Series [] and .loc[] sometimes returns a single value, and sometimes unexpectedly a single element S-CodePudding

In the code below, I am trying to find the longest string in a DataFrame column.

Depending on the length of the column, the function below (maxstr), returns a single value for short columns (as expected), and a single element series for long columns (I didn't expect this).

Any pointers would be appreciated.

I used methods discussed in Find length of longest string in Pandas dataframe column

import numpy as np
import pandas as pd

As the data is large, I resort to displaying the information on the dataframe and series as I go along.

Read dataframe from clipboard

df = pd.read_clipboard(sep='\t', index_col=[0, 1, 2, 3, 4], na_values='')

print(f'{type(df)=}')
print(f'{df.shape=}')
print(f'{df.dtypes=}')
print(f'{df.columns=}')

type(df)=<class 'pandas.core.frame.DataFrame'>
df.shape=(581, 6)
df.dtypes=CID           int64
TITLE        object
FIRSTNAME    object
FUNCTION     object
PHONE        object
EMAIL        object
dtype: object
df.columns=Index(['CID', 'TITLE', 'FIRSTNAME', 'FUNCTION', 'PHONE', 'EMAIL'], dtype='object')

Function to return the maximum length string equivalent in a column/series

def maxstr(ser: pd.Series):
    print(f'{type(ser)=}')

    print(f'\n{type(ser.astype(str).str.len().idxmax())=}')
    print(f'{type(ser[ser.astype(str).str.len().idxmax()])=}')

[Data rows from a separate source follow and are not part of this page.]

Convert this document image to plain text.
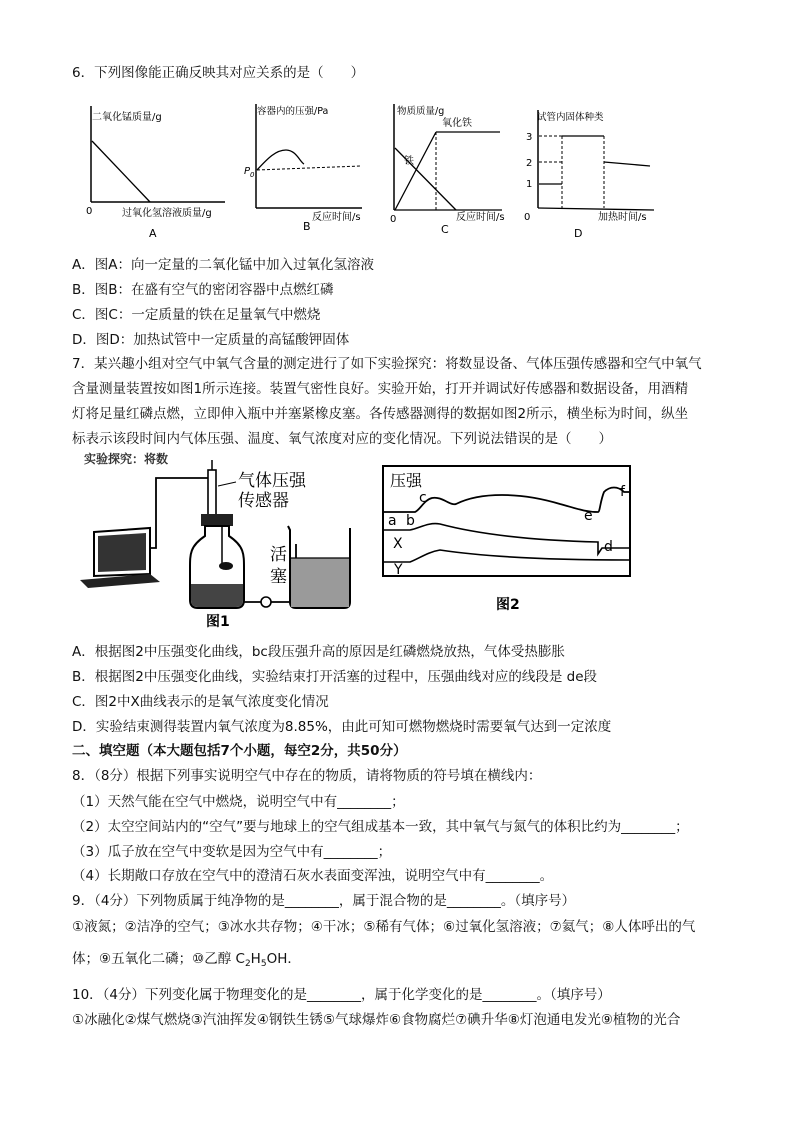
6．下列图像能正确反映其对应关系的是（　　）
二氧化锰质量/g
0	过氧化氢溶液质量/g
A
容器内的压强/Pa
$P_0$
反应时间/s
B
物质质量/g
铁
氧化铁
0	反应时间/s
C
试管内固体种类
3
2
1
0	加热时间/s
D
A．图A：向一定量的二氧化锰中加入过氧化氢溶液
B．图B：在盛有空气的密闭容器中点燃红磷
C．图C：一定质量的铁在足量氧气中燃烧
D．图D：加热试管中一定质量的高锰酸钾固体
7．某兴趣小组对空气中氧气含量的测定进行了如下实验探究：将数显设备、气体压强传感器和空气中氧气
含量测量装置按如图1所示连接。装置气密性良好。实验开始，打开并调试好传感器和数据设备，用酒精
灯将足量红磷点燃，立即伸入瓶中并塞紧橡皮塞。各传感器测得的数据如图2所示，横坐标为时间，纵坐
标表示该段时间内气体压强、温度、氧气浓度对应的变化情况。下列说法错误的是（　　）
实验探究：将数
气体压强
传感器
活
塞
图1
压强
a b
c
e
f
d
X
Y
图2
A．根据图2中压强变化曲线，bc段压强升高的原因是红磷燃烧放热，气体受热膨胀
B．根据图2中压强变化曲线，实验结束打开活塞的过程中，压强曲线对应的线段是 de段
C．图2中X曲线表示的是氧气浓度变化情况
D．实验结束测得装置内氧气浓度为8.85%，由此可知可燃物燃烧时需要氧气达到一定浓度
二、填空题（本大题包括7个小题，每空2分，共50分）
8．（8分）根据下列事实说明空气中存在的物质，请将物质的符号填在横线内：
（1）天然气能在空气中燃烧，说明空气中有________；
（2）太空空间站内的“空气”要与地球上的空气组成基本一致，其中氧气与氮气的体积比约为________；
（3）瓜子放在空气中变软是因为空气中有________；
（4）长期敞口存放在空气中的澄清石灰水表面变浑浊，说明空气中有________。
9．（4分）下列物质属于纯净物的是________，属于混合物的是________。（填序号）
①液氮；②洁净的空气；③冰水共存物；④干冰；⑤稀有气体；⑥过氧化氢溶液；⑦氦气；⑧人体呼出的气
体；⑨五氧化二磷；⑩乙醇 $C_2H_5OH$．
10．（4分）下列变化属于物理变化的是________，属于化学变化的是________。（填序号）
①冰融化②煤气燃烧③汽油挥发④钢铁生锈⑤气球爆炸⑥食物腐烂⑦碘升华⑧灯泡通电发光⑨植物的光合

    # should return a single value and not a series
    return ser[ser.astype(str).str.len().idxmax()]

working with a short column (n=50), I get an int (as expected)

short = df.head(50)
short_return = maxstr(short['CID'])

type(ser)=<class 'pandas.core.series.Series'>

type(ser.astype(str).str.len().idxmax())=<class 'tuple'>
type(ser[ser.astype(str).str.len().idxmax()])=<class 'numpy.int64'>

woking with long columns from the same dataframe (same data) (n=100), I get a series (not expected ??)

long = df.head(100)
long_return = maxstr(long['CID'])

type(ser)=<class 'pandas.core.series.Series'>
    
type(ser.astype(str).str.len().idxmax())=<class 'tuple'>
type(ser[ser.astype(str).str.len().idxmax()])=<class 'pandas.core.series.Series'>

In both cases, we find the same int value (but one in a series, and the other as a single value)

short_return == long_return.iloc[0]

True

The int value is unique, so it occurs once in the dataframe column

value = short_return
print(f'The value: {value=}')
print(f'{sum(short["CID"] == value)=}')
print(f'{sum(long["CID"] == value)=}')

The value: value=1937
sum(short["CID"] == value)=1
sum(long["CID"] == value)=1

CodePudding user response：

In my opinion problem is duplicated index values, so if idxmax return tuple, which is duplicated, is returned not scalar, but all duplicated rows in selection.

Simple solution for avoid it is create default index, here change:

df = pd.read_clipboard(sep='\t', index_col=[0, 1, 2, 3, 4], na_values='')

to:

df = pd.read_clipboard(sep='\t', na_values='')

for no MultiIndex, but default RangeIndex.

Check it if RangeIndex:

print (df.index)

Solution if need MultiIndex is remove duplicated values:

df = pd.read_clipboard(sep='\t', index_col=[0, 1, 2, 3, 4], na_values='')
df = df[~df.index.duplicated()]